Will need to try separate build/run images in the future, but now just
get it working again.
setuptools_scm barfs because it can't find the version, because Docker hub
retrieves the application from Github in a way that omits the necessary
details.
I suppose there is a certain logic to Docker only using the tagged
released versions from PyPI, so go with it. The other attractive option
is to nix setuptools_scm.
debian and ubuntu both install unpaper 0.4.2 or so. No .deb packages
available at higher version numbers although ArchLinux had something.
Considered making a separate image to handle building and install but
decided that was a premature optimization at this point, so just build
the unpaper that works. All tests pass.
Switched from Ubuntu to debian:stretch because stretch has more recent
versions of our binary packages and starts smaller. In particular,
stretch has both pillow==2.9.0 and reportlab==3.2.0 available as system
packages which saves the considerable hassle of install a toolchain.
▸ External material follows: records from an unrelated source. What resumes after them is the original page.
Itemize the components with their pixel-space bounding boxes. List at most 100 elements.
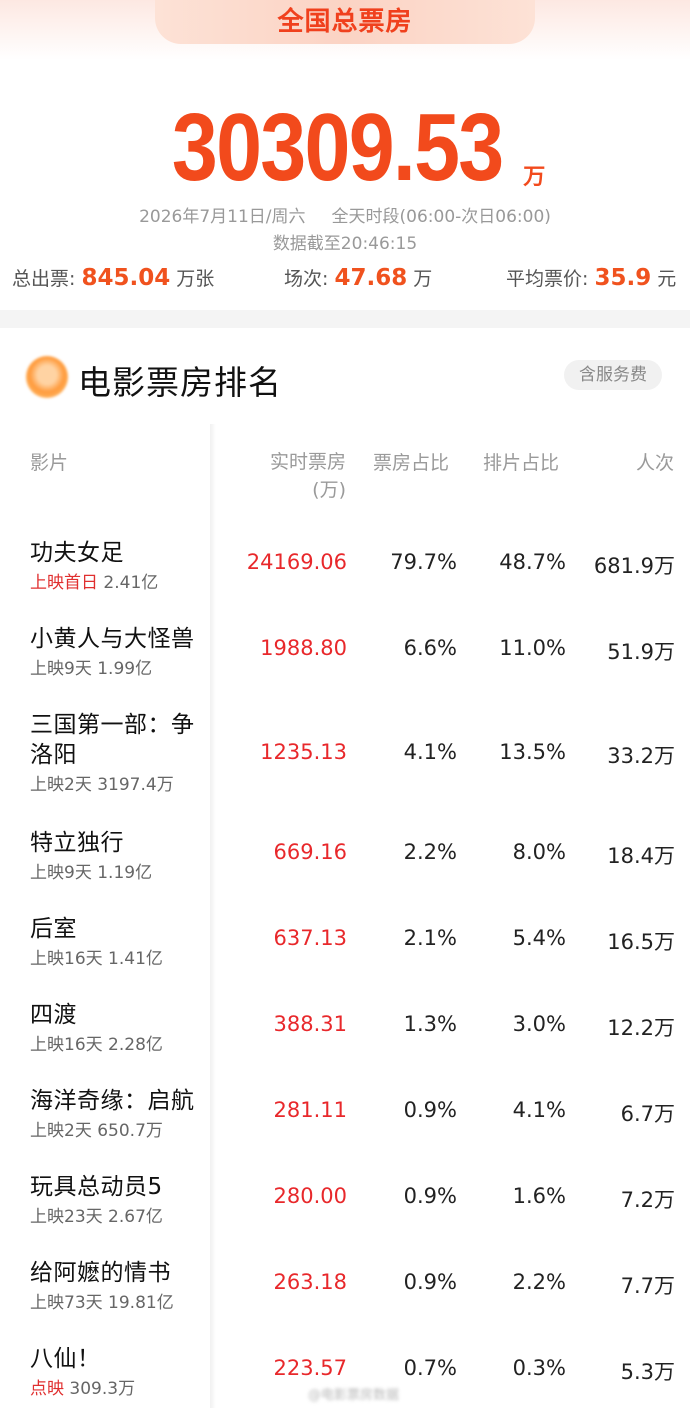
film-row[interactable]: 小黄人与大怪兽上映9天 1.99亿 1988.80 6.6% 11.0% 51.9万: [0, 596, 690, 679]
col-header-realtime-box-label: 实时票房: [269, 451, 346, 473]
film-release-tag: 上映首日: [30, 573, 98, 593]
col-header-attendance[interactable]: 人次: [636, 448, 674, 475]
film-name: 小黄人与大怪兽: [30, 626, 195, 652]
stat-avg-price-unit: 元: [657, 268, 677, 290]
film-name: 功夫女足: [30, 540, 124, 566]
film-release-info: 上映16天 2.28亿: [30, 1030, 163, 1055]
stat-avg-price-value: 35.9: [594, 265, 652, 291]
film-row[interactable]: 功夫女足 上映首日 2.41亿 24169.06 79.7% 48.7% 681.9万: [0, 510, 690, 593]
film-attendance: 6.7万: [620, 1102, 675, 1126]
stat-tickets: 总出票: 845.04 万张: [12, 264, 214, 291]
film-release-tag: 点映: [30, 1379, 64, 1399]
film-release-info: 上映9天 1.99亿: [30, 654, 152, 679]
film-realtime-box: 1235.13: [260, 740, 347, 764]
film-row[interactable]: 给阿嬷的情书 上映73天 19.81亿 263.18 0.9% 2.2% 7.7万: [0, 1230, 690, 1313]
film-realtime-box: 263.18: [273, 1270, 347, 1294]
film-name: 后室: [30, 916, 77, 942]
film-realtime-box: 637.13: [273, 926, 347, 950]
film-release-detail: 上映2天 650.7万: [30, 1121, 163, 1141]
film-show-share: 48.7%: [499, 550, 566, 574]
film-attendance: 12.2万: [607, 1016, 675, 1040]
film-attendance: 16.5万: [607, 930, 675, 954]
film-release-info: 上映首日 2.41亿: [30, 568, 158, 593]
film-release-detail: 上映9天 1.19亿: [30, 863, 153, 883]
film-attendance: 681.9万: [593, 554, 675, 578]
film-show-share: 5.4%: [512, 926, 566, 950]
film-box-share: 0.9%: [403, 1098, 457, 1122]
ranking-logo-icon: [26, 356, 68, 398]
stat-shows: 场次: 47.68 万: [284, 264, 432, 291]
total-box-office-value: 30309.53: [171, 94, 504, 201]
data-cutoff-time: 数据截至20:46:15: [272, 234, 418, 254]
film-realtime-box: 669.16: [273, 840, 347, 864]
stat-avg-price-label: 平均票价:: [506, 268, 589, 290]
film-release-info: 上映2天 3197.4万: [30, 770, 174, 795]
film-row[interactable]: 后室上映16天 1.41亿 637.13 2.1% 5.4% 16.5万: [0, 886, 690, 969]
film-release-info: 上映16天 1.41亿: [30, 944, 163, 969]
film-attendance: 5.3万: [620, 1360, 675, 1384]
film-realtime-box: 1988.80: [260, 636, 347, 660]
film-name: 四渡: [30, 1002, 77, 1028]
film-release-detail: 上映9天 1.99亿: [30, 659, 153, 679]
film-box-share: 4.1%: [403, 740, 457, 764]
film-release-detail: 上映16天 2.28亿: [30, 1035, 163, 1055]
stat-shows-value: 47.68: [334, 265, 408, 291]
stat-tickets-value: 845.04: [81, 265, 171, 291]
summary-stats: 总出票: 845.04 万张 场次: 47.68 万 平均票价: 35.9 元: [0, 264, 690, 298]
film-box-share: 1.3%: [403, 1012, 457, 1036]
film-release-detail: 上映16天 1.41亿: [30, 949, 163, 969]
date-text: 2026年7月11日/周六: [139, 207, 306, 227]
stat-avg-price: 平均票价: 35.9 元: [506, 264, 676, 291]
film-row[interactable]: 玩具总动员5 上映23天 2.67亿 280.00 0.9% 1.6% 7.2万: [0, 1144, 690, 1227]
film-release-detail: 上映23天 2.67亿: [30, 1207, 163, 1227]
service-fee-badge[interactable]: 含服务费: [564, 360, 662, 390]
film-box-share: 0.7%: [403, 1356, 457, 1380]
film-show-share: 13.5%: [499, 740, 566, 764]
film-attendance: 18.4万: [607, 844, 675, 868]
film-attendance: 33.2万: [607, 744, 675, 768]
film-realtime-box: 388.31: [273, 1012, 347, 1036]
watermark: @电影票房数据: [308, 1388, 400, 1403]
film-attendance: 7.2万: [620, 1188, 675, 1212]
film-attendance: 51.9万: [607, 640, 675, 664]
film-show-share: 0.3%: [512, 1356, 566, 1380]
col-header-film: 影片: [30, 452, 69, 474]
film-row[interactable]: 海洋奇缘：启航 上映2天 650.7万 281.11 0.9% 4.1% 6.7万: [0, 1058, 690, 1141]
date-line: 2026年7月11日/周六 全天时段(06:00-次日06:00): [0, 202, 690, 227]
film-box-share: 2.1%: [403, 926, 457, 950]
stat-shows-unit: 万: [413, 268, 433, 290]
film-show-share: 11.0%: [499, 636, 566, 660]
section-divider: [0, 310, 690, 328]
film-release-detail: 上映73天 19.81亿: [30, 1293, 174, 1313]
film-release-detail: 2.41亿: [103, 573, 159, 593]
film-realtime-box: 280.00: [273, 1184, 347, 1208]
total-box-office: 30309.53 万: [0, 98, 690, 198]
film-box-share: 79.7%: [390, 550, 457, 574]
film-row[interactable]: 三国第一部：争洛阳 上映2天 3197.4万 1235.13 4.1% 13.5% 33.…: [0, 682, 690, 795]
film-box-share: 2.2%: [403, 840, 457, 864]
film-show-share: 4.1%: [512, 1098, 566, 1122]
film-show-share: 2.2%: [512, 1270, 566, 1294]
film-name: 给阿嬷的情书: [30, 1260, 171, 1286]
film-row[interactable]: 特立独行 上映9天 1.19亿 669.16 2.2% 8.0% 18.4万: [0, 800, 690, 883]
film-release-detail: 309.3万: [69, 1379, 136, 1399]
col-header-realtime-box[interactable]: 实时票房 (万): [270, 448, 346, 504]
stat-tickets-unit: 万张: [176, 268, 215, 290]
film-name: 特立独行: [30, 830, 124, 856]
film-release-info: 上映73天 19.81亿: [30, 1288, 174, 1313]
film-name: 三国第一部：争洛阳: [30, 712, 195, 768]
film-show-share: 1.6%: [512, 1184, 566, 1208]
film-realtime-box: 281.11: [273, 1098, 347, 1122]
stat-shows-label: 场次:: [284, 268, 329, 290]
film-box-share: 6.6%: [403, 636, 457, 660]
col-header-show-share[interactable]: 排片占比: [483, 448, 559, 475]
film-realtime-box: 24169.06: [246, 550, 347, 574]
film-release-info: 上映23天 2.67亿: [30, 1202, 163, 1227]
tab-national-box-office[interactable]: 全国总票房: [155, 0, 535, 44]
film-release-info: 上映2天 650.7万: [30, 1116, 163, 1141]
col-header-box-share[interactable]: 票房占比: [373, 448, 449, 475]
film-box-share: 0.9%: [403, 1270, 457, 1294]
film-show-share: 3.0%: [512, 1012, 566, 1036]
ranking-header: 电影票房排名 含服务费: [0, 328, 690, 424]
film-row[interactable]: 四渡上映16天 2.28亿 388.31 1.3% 3.0% 12.2万: [0, 972, 690, 1055]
Instead, a pyvenv is set up with access to system's site-packages (note:
needs two steps), making the binary-dependent packages available. Then
the remaining packages are installed into the pyvenv with --no-cache-dir
to avoid saving files. And there we are.
Image is still very large (>500 MB), but programs like reportlab require
font rendering capabilities so they pull in large portions of the Linux
graphics stack. Not much will shrink that.